- IATA: none; ICAO: KMNF; FAA LID: MNF;

Summary
- Airport type: Public
- Owner: City of Mountain View
- Serves: Mountain View, Missouri
- Elevation AMSL: 1,181 ft / 360 m
- Interactive map of Mountain View Airport

Runways
| Direction | Length |  | Surface |
| ft | m |
| 10/28 | 5,005 | 1,526 | Asphalt |

Statistics (2005)
- Aircraft operations: 7,330
- Source: Federal Aviation Administration

= Mountain View Airport (Missouri) =

Mountain View Airport is a public airport located one mile (2 km) southwest of the central business district of Mountain View, a city in Howell County, Missouri, United States.
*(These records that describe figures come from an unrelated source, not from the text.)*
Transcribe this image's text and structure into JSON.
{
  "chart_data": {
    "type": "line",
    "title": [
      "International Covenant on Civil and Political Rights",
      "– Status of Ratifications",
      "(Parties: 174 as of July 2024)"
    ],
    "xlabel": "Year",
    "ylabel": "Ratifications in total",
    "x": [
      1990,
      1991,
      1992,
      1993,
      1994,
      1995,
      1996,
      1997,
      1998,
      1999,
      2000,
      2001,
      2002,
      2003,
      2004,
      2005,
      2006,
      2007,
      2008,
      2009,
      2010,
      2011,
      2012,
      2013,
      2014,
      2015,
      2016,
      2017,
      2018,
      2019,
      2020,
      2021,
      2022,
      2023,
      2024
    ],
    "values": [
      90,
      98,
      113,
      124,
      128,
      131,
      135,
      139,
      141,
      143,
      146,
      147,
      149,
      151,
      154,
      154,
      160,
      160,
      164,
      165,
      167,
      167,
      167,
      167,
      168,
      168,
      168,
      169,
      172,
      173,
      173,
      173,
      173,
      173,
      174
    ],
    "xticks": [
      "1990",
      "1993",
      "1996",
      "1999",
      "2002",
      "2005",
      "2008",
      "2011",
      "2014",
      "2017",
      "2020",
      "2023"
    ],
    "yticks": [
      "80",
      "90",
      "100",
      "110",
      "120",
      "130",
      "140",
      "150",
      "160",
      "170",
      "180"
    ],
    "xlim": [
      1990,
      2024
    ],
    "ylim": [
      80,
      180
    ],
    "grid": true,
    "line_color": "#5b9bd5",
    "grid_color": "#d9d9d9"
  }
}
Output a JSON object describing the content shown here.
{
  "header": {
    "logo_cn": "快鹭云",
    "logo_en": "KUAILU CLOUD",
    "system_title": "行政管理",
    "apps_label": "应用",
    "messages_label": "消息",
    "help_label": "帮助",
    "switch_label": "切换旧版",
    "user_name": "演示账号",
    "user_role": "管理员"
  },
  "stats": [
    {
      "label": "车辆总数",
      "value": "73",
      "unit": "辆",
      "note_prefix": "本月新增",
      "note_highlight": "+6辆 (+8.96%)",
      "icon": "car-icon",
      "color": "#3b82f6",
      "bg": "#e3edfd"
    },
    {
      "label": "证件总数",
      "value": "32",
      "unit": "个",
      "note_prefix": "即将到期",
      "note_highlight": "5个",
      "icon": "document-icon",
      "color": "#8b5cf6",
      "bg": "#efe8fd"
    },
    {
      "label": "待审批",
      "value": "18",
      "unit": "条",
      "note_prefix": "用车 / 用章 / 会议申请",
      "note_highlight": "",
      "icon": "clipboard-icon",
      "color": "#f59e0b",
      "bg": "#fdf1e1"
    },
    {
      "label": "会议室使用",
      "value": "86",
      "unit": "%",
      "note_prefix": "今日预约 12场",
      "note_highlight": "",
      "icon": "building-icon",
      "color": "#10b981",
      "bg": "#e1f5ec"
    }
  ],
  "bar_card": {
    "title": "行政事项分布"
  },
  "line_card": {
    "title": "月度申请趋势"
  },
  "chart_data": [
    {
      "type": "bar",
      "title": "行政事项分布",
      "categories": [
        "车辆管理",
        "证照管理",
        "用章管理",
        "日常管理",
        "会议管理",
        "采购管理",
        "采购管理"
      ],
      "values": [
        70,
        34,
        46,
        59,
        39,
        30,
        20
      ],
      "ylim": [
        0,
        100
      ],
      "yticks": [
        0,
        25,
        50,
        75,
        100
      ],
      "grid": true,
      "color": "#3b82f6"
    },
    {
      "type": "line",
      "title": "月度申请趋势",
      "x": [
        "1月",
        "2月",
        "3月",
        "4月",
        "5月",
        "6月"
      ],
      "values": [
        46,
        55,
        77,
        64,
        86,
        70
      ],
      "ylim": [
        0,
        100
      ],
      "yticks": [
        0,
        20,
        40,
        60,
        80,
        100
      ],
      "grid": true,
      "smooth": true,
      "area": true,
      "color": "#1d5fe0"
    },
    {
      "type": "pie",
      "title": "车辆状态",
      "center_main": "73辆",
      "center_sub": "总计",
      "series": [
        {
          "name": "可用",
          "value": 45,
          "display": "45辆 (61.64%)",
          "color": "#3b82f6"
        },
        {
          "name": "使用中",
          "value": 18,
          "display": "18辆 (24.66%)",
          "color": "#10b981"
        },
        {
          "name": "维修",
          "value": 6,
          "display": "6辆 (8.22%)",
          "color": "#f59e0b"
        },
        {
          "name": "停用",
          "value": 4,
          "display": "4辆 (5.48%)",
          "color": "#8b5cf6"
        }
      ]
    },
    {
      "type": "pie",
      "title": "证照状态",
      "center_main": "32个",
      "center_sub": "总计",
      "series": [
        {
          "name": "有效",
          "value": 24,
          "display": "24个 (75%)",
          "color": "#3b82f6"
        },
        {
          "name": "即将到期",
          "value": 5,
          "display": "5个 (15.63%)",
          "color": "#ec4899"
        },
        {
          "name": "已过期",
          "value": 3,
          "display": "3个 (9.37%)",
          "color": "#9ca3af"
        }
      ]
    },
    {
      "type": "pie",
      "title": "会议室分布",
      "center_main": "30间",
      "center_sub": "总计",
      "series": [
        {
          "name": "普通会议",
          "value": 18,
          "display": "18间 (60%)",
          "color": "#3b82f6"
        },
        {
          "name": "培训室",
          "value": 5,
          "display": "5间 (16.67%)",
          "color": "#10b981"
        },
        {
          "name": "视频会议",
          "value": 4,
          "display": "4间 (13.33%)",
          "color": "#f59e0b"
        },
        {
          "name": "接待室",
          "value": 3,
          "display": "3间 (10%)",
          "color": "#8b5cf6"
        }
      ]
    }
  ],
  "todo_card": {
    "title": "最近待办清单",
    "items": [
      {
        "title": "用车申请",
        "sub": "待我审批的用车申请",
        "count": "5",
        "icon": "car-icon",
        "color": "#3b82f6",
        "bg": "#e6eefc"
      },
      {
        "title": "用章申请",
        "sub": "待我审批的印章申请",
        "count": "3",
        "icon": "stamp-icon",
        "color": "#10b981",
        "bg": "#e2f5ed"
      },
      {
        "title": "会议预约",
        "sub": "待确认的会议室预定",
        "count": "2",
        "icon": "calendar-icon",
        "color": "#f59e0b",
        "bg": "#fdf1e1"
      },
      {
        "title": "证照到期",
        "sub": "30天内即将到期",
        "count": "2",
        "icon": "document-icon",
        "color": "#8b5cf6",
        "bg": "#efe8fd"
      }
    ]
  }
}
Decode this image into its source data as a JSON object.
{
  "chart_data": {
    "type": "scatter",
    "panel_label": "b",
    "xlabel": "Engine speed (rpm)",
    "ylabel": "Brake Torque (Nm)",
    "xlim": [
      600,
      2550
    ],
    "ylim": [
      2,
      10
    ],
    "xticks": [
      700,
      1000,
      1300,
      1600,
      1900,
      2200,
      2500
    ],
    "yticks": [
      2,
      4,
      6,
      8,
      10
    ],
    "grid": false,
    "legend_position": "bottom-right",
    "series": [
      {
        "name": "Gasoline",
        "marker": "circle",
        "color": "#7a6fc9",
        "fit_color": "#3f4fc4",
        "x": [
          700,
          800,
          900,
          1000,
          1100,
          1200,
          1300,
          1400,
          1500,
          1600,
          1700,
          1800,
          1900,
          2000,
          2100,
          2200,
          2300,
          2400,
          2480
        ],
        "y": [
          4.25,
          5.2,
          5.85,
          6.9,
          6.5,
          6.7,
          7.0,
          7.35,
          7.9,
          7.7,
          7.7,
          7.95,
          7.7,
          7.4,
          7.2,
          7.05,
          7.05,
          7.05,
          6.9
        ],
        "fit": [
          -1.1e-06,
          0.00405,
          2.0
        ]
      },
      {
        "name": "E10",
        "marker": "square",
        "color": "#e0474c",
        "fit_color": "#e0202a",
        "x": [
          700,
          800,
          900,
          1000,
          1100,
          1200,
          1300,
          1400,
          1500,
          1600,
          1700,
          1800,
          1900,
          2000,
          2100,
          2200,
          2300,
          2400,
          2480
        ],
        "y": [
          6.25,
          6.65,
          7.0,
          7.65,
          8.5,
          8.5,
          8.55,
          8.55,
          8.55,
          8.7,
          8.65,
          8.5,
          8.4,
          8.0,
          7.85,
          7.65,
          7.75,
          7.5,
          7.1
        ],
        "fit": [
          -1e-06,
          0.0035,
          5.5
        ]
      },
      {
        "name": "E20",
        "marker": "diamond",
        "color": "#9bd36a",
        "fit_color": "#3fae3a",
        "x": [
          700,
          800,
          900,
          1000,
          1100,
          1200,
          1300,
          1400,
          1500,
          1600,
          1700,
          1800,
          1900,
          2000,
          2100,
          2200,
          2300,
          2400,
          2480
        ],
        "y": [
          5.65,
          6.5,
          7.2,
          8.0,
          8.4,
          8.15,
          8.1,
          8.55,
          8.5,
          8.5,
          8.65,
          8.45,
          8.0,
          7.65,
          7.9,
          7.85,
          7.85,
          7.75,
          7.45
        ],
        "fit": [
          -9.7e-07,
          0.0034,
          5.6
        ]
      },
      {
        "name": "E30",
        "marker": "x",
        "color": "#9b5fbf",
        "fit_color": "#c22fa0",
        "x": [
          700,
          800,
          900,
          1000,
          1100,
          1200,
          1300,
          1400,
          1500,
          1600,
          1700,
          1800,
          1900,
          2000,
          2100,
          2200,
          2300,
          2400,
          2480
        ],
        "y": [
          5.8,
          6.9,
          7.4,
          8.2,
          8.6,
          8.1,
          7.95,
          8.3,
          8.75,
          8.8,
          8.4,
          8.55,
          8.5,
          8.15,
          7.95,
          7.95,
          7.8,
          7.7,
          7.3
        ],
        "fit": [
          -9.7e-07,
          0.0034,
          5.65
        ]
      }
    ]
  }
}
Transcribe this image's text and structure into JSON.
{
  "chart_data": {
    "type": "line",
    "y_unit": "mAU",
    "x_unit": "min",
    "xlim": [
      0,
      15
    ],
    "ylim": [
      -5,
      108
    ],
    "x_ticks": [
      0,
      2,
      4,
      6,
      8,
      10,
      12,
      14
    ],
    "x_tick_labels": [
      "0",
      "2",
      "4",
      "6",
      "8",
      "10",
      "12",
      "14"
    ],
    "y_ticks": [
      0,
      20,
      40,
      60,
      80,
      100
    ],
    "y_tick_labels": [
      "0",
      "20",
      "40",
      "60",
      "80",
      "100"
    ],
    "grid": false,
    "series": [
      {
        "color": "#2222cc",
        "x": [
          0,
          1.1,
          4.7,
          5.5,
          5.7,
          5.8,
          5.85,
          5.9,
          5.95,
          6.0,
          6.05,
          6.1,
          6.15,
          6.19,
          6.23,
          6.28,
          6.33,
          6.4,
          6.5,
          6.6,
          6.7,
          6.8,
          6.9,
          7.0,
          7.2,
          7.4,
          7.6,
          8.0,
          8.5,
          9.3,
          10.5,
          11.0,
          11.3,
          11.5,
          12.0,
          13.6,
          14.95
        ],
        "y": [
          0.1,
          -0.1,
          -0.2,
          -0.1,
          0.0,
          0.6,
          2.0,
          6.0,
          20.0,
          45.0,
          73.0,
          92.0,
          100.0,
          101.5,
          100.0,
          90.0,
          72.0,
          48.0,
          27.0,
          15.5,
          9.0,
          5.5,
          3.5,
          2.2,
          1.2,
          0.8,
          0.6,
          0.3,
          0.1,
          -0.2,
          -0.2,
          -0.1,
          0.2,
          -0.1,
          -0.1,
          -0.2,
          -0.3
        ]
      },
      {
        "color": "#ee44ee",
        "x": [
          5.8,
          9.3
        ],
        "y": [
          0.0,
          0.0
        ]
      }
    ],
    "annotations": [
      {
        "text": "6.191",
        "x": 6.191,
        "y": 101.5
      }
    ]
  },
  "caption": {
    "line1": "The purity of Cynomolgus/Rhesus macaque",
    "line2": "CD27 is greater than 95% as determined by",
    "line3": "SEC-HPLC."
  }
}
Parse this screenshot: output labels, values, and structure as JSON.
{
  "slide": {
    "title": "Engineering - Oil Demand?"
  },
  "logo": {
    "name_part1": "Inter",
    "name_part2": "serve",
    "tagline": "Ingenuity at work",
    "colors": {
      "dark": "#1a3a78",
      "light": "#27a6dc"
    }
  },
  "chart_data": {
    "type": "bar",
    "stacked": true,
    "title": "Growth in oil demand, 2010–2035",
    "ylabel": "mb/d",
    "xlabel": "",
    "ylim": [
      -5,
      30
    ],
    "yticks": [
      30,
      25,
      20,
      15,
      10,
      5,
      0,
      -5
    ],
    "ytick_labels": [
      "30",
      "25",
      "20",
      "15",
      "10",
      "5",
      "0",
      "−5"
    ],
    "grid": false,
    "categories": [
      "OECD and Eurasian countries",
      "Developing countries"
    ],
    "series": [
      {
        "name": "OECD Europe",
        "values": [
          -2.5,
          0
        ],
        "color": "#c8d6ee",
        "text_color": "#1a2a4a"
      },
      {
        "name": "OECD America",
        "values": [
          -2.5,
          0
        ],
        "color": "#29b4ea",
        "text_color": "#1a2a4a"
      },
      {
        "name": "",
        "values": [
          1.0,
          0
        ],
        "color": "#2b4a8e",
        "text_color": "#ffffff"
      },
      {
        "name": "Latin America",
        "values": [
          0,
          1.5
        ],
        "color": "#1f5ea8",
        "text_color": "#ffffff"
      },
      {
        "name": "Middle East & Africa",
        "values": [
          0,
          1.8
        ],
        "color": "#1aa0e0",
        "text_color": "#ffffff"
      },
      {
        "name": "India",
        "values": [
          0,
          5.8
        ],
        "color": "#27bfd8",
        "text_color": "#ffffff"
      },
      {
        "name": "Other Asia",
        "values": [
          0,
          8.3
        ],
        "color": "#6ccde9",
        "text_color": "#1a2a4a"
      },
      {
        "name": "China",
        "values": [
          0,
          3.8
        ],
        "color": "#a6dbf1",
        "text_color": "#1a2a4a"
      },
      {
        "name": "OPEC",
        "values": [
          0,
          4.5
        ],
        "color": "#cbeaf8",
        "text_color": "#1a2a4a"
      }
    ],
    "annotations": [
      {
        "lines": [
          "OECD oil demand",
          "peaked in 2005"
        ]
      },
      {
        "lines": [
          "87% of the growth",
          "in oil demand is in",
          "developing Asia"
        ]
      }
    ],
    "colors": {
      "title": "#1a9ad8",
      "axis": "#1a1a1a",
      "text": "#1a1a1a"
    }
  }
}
It is owned by the City of Mountain View.

Although most U.S. airports use the same three-letter location identifier for the FAA and IATA, Mountain View Airport is assigned MNF by the FAA but has no designation from the IATA (which assigned MNF to the airport on Mana Island in Fiji).

== Facilities and aircraft ==
Mountain View Airport covers an area of 120 acre which contains one asphalt paved runway (10/28) measuring 5,005 x 75 ft (1,526 x 23 m). For the 12-month period ending August 31, 2005, the airport had 7,330 aircraft operations, an average of 20 per day: 97% general aviation, 3% air taxi and <1% military.